When we first started talking about improving internal support tools, there was interest but also hesitation. AI was not something the operations teams were planning for, and the path to get this project off the ground took time. I spent months aligning stakeholders across call centers, operations, compliance, and engineering. There were a lot of approvals, questions, and roadblocks to work through before we could move forward.

Once we had the green light, we got to work. I kicked off discovery by interviewing dozens of support agents and shadowing their workflows. We watched how they used the existing tools and where things broke down. One pattern stood out right away. Most agents were asking full questions in the search tool, but the system only worked for keywords. That mismatch was costing time and creating frustration.

We rebuilt the search experience from the inside out. I partnered with data science to define the model scope and performance metrics. Then I worked with our product and engineering teams to figure out how the models would integrate into the broader app. I collaborated closely with our UX designer to bring the new capabilities into the interface in a way that felt familiar, fast, and helpful.
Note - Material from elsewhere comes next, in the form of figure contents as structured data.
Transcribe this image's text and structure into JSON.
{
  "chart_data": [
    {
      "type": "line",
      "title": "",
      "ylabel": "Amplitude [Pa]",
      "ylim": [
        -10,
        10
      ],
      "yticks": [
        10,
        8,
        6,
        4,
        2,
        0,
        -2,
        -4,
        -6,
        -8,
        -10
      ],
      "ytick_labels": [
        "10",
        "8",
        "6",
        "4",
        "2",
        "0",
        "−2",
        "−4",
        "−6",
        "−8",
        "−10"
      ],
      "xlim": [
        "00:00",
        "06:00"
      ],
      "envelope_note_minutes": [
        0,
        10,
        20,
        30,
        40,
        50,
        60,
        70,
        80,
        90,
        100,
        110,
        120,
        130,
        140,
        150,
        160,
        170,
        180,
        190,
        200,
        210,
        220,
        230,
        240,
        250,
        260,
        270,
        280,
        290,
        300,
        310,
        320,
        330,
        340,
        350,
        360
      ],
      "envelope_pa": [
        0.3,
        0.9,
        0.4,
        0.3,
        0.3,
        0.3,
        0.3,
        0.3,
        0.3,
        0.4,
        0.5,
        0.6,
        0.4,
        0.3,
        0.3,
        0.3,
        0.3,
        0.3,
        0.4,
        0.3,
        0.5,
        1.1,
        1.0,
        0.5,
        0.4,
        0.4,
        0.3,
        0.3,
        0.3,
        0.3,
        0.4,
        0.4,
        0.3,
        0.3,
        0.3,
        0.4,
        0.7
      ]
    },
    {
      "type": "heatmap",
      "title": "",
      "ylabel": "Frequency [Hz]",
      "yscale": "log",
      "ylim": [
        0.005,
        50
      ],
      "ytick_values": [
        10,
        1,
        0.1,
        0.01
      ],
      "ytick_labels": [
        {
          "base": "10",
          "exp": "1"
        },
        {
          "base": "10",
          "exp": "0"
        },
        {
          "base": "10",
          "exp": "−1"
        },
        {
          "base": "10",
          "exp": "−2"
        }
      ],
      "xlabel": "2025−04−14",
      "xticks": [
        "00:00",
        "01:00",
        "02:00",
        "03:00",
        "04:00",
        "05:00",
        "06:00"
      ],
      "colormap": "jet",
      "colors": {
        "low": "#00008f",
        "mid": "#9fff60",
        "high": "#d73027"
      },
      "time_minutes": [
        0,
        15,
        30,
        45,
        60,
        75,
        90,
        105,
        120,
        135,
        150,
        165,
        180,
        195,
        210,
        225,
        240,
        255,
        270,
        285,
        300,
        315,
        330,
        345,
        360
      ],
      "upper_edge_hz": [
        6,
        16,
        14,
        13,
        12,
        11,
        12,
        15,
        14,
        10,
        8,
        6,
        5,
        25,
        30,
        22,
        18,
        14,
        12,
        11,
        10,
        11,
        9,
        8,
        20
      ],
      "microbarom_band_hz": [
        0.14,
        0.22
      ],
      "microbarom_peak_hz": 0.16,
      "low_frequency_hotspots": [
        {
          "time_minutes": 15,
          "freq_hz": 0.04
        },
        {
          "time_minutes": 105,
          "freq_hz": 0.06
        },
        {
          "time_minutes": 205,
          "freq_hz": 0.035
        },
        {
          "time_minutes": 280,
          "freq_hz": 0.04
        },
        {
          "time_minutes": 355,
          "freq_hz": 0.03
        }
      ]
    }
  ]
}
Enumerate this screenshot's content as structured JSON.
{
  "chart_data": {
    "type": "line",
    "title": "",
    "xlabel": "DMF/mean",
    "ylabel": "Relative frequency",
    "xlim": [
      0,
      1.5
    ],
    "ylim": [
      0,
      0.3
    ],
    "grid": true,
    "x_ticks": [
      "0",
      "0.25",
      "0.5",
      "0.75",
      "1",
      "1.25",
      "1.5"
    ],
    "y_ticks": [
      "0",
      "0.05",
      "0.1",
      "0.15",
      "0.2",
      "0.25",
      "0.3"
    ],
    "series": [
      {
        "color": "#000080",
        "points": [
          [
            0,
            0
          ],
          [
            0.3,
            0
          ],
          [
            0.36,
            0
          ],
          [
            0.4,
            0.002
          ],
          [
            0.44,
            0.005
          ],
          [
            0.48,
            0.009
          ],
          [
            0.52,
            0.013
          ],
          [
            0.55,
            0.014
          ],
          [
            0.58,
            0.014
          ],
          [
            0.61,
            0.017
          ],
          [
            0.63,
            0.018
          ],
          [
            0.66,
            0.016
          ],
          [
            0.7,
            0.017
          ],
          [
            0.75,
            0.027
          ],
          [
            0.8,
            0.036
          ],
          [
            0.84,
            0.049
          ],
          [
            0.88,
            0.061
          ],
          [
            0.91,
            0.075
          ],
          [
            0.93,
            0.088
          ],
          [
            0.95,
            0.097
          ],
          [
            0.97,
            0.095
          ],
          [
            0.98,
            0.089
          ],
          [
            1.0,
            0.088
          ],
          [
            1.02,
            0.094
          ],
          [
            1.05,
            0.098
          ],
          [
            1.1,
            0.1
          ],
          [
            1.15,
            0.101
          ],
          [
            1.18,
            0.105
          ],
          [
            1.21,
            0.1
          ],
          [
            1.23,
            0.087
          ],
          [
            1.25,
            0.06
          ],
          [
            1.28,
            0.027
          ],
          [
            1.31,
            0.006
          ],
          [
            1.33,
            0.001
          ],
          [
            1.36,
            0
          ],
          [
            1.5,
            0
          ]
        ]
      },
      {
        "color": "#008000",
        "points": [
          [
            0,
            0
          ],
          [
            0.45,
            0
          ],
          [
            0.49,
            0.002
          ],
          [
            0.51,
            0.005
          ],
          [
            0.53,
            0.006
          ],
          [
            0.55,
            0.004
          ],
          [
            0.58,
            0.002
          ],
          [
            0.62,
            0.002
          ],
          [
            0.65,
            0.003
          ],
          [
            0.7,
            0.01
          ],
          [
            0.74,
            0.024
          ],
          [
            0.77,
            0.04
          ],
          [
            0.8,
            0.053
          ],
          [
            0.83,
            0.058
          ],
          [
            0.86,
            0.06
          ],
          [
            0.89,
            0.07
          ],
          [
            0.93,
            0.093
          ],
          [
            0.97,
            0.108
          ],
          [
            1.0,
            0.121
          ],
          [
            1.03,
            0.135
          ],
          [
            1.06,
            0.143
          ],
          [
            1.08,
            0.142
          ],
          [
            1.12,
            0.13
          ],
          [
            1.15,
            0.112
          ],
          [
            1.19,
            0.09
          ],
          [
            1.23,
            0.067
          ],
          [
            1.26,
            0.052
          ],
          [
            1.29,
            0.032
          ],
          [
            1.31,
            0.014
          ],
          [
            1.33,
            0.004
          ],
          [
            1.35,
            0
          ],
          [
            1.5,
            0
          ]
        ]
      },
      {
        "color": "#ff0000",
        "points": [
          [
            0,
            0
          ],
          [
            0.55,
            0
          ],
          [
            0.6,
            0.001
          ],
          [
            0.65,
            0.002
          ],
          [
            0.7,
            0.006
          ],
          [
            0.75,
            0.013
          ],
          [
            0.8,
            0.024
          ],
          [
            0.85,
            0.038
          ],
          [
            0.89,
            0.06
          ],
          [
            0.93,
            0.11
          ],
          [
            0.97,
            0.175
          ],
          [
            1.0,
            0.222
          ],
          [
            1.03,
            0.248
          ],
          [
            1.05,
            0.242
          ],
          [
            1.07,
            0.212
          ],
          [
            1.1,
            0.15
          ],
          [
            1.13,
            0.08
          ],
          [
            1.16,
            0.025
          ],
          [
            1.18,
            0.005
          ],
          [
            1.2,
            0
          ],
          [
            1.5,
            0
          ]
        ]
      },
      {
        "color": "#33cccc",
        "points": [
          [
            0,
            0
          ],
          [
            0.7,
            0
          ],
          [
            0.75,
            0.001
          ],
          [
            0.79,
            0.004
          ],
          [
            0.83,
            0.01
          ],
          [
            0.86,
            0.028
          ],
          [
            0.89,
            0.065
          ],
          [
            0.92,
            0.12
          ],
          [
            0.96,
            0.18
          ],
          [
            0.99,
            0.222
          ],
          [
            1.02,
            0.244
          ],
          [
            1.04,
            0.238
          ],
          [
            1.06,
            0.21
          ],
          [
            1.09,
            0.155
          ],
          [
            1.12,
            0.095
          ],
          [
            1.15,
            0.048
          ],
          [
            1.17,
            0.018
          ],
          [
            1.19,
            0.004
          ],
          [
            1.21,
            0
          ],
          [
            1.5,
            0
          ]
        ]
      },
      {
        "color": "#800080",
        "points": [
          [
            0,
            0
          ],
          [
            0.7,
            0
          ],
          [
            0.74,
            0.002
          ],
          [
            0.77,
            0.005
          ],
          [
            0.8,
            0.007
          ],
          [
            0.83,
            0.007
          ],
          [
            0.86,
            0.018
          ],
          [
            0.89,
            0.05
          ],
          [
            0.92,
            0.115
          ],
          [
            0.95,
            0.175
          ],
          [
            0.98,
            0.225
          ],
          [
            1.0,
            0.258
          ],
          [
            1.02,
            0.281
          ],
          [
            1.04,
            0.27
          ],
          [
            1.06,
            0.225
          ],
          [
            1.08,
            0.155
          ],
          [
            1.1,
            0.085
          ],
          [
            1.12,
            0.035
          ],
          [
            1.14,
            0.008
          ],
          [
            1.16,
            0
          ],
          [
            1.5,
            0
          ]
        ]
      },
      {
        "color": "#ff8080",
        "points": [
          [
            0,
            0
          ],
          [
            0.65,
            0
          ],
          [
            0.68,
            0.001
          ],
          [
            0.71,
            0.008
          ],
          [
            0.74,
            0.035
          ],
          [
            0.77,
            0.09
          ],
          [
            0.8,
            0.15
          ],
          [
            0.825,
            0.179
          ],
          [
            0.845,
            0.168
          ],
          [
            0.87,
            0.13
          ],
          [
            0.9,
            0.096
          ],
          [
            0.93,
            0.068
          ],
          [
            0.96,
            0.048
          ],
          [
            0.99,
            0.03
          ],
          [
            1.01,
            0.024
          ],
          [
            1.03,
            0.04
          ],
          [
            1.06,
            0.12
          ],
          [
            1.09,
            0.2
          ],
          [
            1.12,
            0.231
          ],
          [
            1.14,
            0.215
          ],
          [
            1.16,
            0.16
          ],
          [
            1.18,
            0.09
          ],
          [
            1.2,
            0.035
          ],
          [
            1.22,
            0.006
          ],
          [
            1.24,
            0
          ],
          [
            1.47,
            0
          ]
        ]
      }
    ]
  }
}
Rollout was slow by design. We deployed team by team across five different call centers, tracking performance, collecting feedback, and improving as we went. As the tool proved itself, momentum built quickly. Agents loved the faster results, managers saw improved efficiency, and executives began to take notice.

We kept going. We released updates that improved autocomplete and surfaced smarter related articles. The system started adapting to usage patterns, and the experience kept getting better. What started as a focused improvement turned into a much larger shift. The project gave our team credibility, and it opened the door for more AI initiatives across operations.